Making risk management a habit is important, since it helps traders to regulate their behavior in the stressful trading environment. Money management involves studying the market, keeping a journal with records regarding deals and their outcomes, utilizing instruments such as Take Profit and Stop Loss, preferring more secure trading methods over more risky ones and many other details.
Learn to accept loss and draw conclusions
Self-discipline shouldn’t end with the end of a deal. Being able to control emotions means being able to not just take losses calmly, but also make sense of them. Analyzing deals and understanding what went wrong is key to improving your trading approach.
The emotional side of a loss can be tough to cope with, but if you change your focus from the result to the learning process (see first paragraph), it may allow you to understand your mistakes and do better next time, instead of dwelling on the loss. Accepting that losing is part of the process might be easier with time, especially if the trader utilizes a practice balance to check their theories.
So what is the secret to self-discipline?
The solution to emotional trading and lack of discipline is action.

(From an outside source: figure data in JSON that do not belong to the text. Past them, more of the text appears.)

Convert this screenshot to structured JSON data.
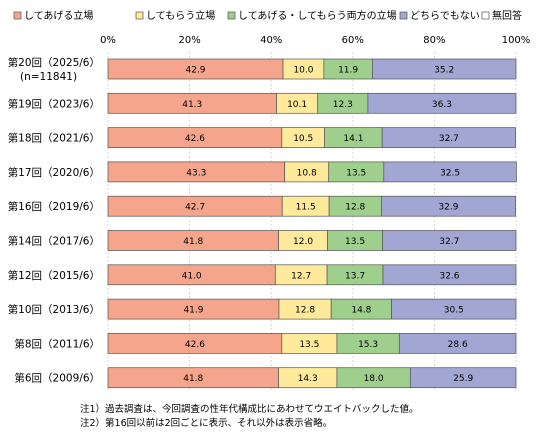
{
  "chart_data": {
    "type": "bar",
    "orientation": "horizontal",
    "stacked": true,
    "legend_position": "top",
    "xlim": [
      0,
      100
    ],
    "x_ticks": [
      "0%",
      "20%",
      "40%",
      "60%",
      "80%",
      "100%"
    ],
    "categories": [
      "第20回（2025/6）",
      "第19回（2023/6）",
      "第18回（2021/6）",
      "第17回（2020/6）",
      "第16回（2019/6）",
      "第14回（2017/6）",
      "第12回（2015/6）",
      "第10回（2013/6）",
      "第8回（2011/6）",
      "第6回（2009/6）"
    ],
    "category_sublabels": [
      "(n=11841)",
      "",
      "",
      "",
      "",
      "",
      "",
      "",
      "",
      ""
    ],
    "series": [
      {
        "name": "してあげる立場",
        "color": "#f4a58c",
        "values": [
          42.9,
          41.3,
          42.6,
          43.3,
          42.7,
          41.8,
          41.0,
          41.9,
          42.6,
          41.8
        ]
      },
      {
        "name": "してもらう立場",
        "color": "#ffe99a",
        "values": [
          10.0,
          10.1,
          10.5,
          10.8,
          11.5,
          12.0,
          12.7,
          12.8,
          13.5,
          14.3
        ]
      },
      {
        "name": "してあげる・してもらう両方の立場",
        "color": "#9fcf8d",
        "values": [
          11.9,
          12.3,
          14.1,
          13.5,
          12.8,
          13.5,
          13.7,
          14.8,
          15.3,
          18.0
        ]
      },
      {
        "name": "どちらでもない",
        "color": "#a2a6d2",
        "values": [
          35.2,
          36.3,
          32.7,
          32.5,
          32.9,
          32.7,
          32.6,
          30.5,
          28.6,
          25.9
        ]
      },
      {
        "name": "無回答",
        "color": "#ffffff",
        "values": [
          0,
          0,
          0,
          0,
          0,
          0,
          0,
          0,
          0,
          0
        ]
      }
    ],
    "notes": [
      "注1）過去調査は、今回調査の性年代構成比にあわせてウエイトバックした値。",
      "注2）第16回以前は2回ごとに表示、それ以外は表示省略。"
    ]
  }
}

Instead of overthinking, try to physically change the way you trade: get a paper journal and start writing down your trading plan, map out your approach, write down the money management strategies you will be applying, write down your losses and the possible solutions. Make yourself consciously aware of these things, putting them right in front of you.
While trading will always remain risky and somewhat unpredictable, taking your trading experience in your own hands and making the most out of planning will help you manage it in a much more mindful way.